An accurate NH2(X2A'') CHIPR potential energy surface via extrapolation to the complete basis set limit and dynamics of the N(2D) + H2(X1Σ+g) reaction.

Abstract

The amidogen radical (NH2) and its associated N(2D) + H2(X1Σ+g) → H(2S) + NH(X3Σ-) reaction have great significance in interstellar chemistry and the accurate potential energy surface (PES) is the basis for studying them. We report a new and accurate PES for the ground state NH2(X2A'') using the combined-hyperbolic-inverse-power-representation methodology based on 7970 ab initio energy points computed at the Davidson-corrected internally contracted multireference configuration interaction level of theory. Both aug-cc-pVTZ and aug-cc-pVQZ basis sets have been employed to extrapolate the energies to the complete basis set limit.
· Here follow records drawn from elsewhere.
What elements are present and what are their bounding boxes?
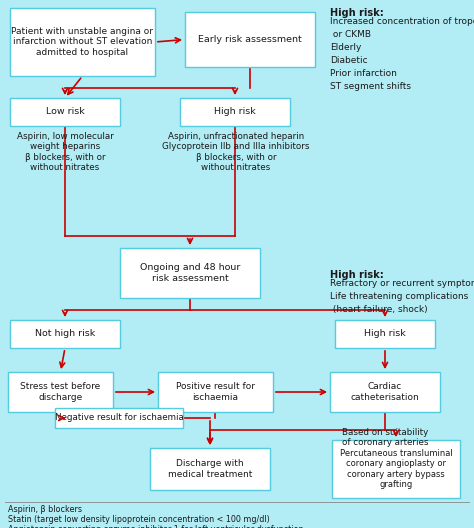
FancyBboxPatch shape (55, 408, 183, 428)
FancyBboxPatch shape (120, 248, 260, 298)
FancyBboxPatch shape (332, 440, 460, 498)
Text: Percutaneous transluminal
coronary angioplasty or
coronary artery bypass
graftin: Percutaneous transluminal coronary angio… (340, 449, 452, 489)
Text: Early risk assessment: Early risk assessment (198, 35, 302, 44)
Text: Negative result for ischaemia: Negative result for ischaemia (55, 413, 184, 422)
Text: ST segment shifts: ST segment shifts (330, 82, 411, 91)
Text: High risk:: High risk: (330, 8, 384, 18)
Text: Aspirin, low molecular
weight heparins
β blockers, with or
without nitrates: Aspirin, low molecular weight heparins β… (17, 132, 113, 172)
Text: High risk:: High risk: (330, 270, 384, 280)
Text: Ongoing and 48 hour
risk assessment: Ongoing and 48 hour risk assessment (140, 263, 240, 282)
FancyBboxPatch shape (10, 320, 120, 348)
FancyBboxPatch shape (10, 8, 155, 76)
Text: Discharge with
medical treatment: Discharge with medical treatment (168, 459, 252, 479)
Text: Life threatening complications: Life threatening complications (330, 292, 468, 301)
FancyBboxPatch shape (335, 320, 435, 348)
Text: Cardiac
catheterisation: Cardiac catheterisation (351, 382, 419, 402)
Text: Refractory or recurrent symptoms: Refractory or recurrent symptoms (330, 279, 474, 288)
Text: Elderly: Elderly (330, 43, 361, 52)
Text: Statin (target low density lipoprotein concentration < 100 mg/dl): Statin (target low density lipoprotein c… (8, 515, 270, 524)
Text: Based on suitability
of coronary arteries: Based on suitability of coronary arterie… (342, 428, 428, 447)
FancyBboxPatch shape (180, 98, 290, 126)
Text: (heart failure, shock): (heart failure, shock) (330, 305, 428, 314)
Text: Angiotensin converting enzyme inhibitor-1 for left ventricular dysfunction: Angiotensin converting enzyme inhibitor-… (8, 525, 303, 528)
Text: Stress test before
discharge: Stress test before discharge (20, 382, 100, 402)
FancyBboxPatch shape (330, 372, 440, 412)
Text: High risk: High risk (364, 329, 406, 338)
FancyBboxPatch shape (185, 12, 315, 67)
Text: Low risk: Low risk (46, 108, 84, 117)
FancyBboxPatch shape (150, 448, 270, 490)
Text: Not high risk: Not high risk (35, 329, 95, 338)
Text: Aspirin, unfractionated heparin
Glycoprotein IIb and IIIa inhibitors
β blockers,: Aspirin, unfractionated heparin Glycopro… (162, 132, 310, 172)
FancyBboxPatch shape (8, 372, 113, 412)
Text: Positive result for
ischaemia: Positive result for ischaemia (176, 382, 255, 402)
Text: Aspirin, β blockers: Aspirin, β blockers (8, 505, 82, 514)
Text: Diabetic: Diabetic (330, 56, 368, 65)
Text: or CKMB: or CKMB (330, 30, 371, 39)
Text: Patient with unstable angina or
infarction without ST elevation
admitted to hosp: Patient with unstable angina or infarcti… (11, 27, 154, 57)
Text: Increased concentration of troponin: Increased concentration of troponin (330, 17, 474, 26)
FancyBboxPatch shape (10, 98, 120, 126)
Text: High risk: High risk (214, 108, 256, 117)
FancyBboxPatch shape (158, 372, 273, 412)
Text: Prior infarction: Prior infarction (330, 69, 397, 78)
The analytical PES reproduces well with the ab initio energy points with a root mean square deviation of 55.7 cm-1. The topographical features of the analytical PES are examined in detail and agree well with the previous theoretical results. The integral cross sections and rate constants of the N(2D) + H2(X1Σ+g) → H(2S) + NH(X3Σ-) reaction are obtained using the quasi-classical trajectory method and the time-dependent wave packet method and then compared with the available theoretical and experimental values.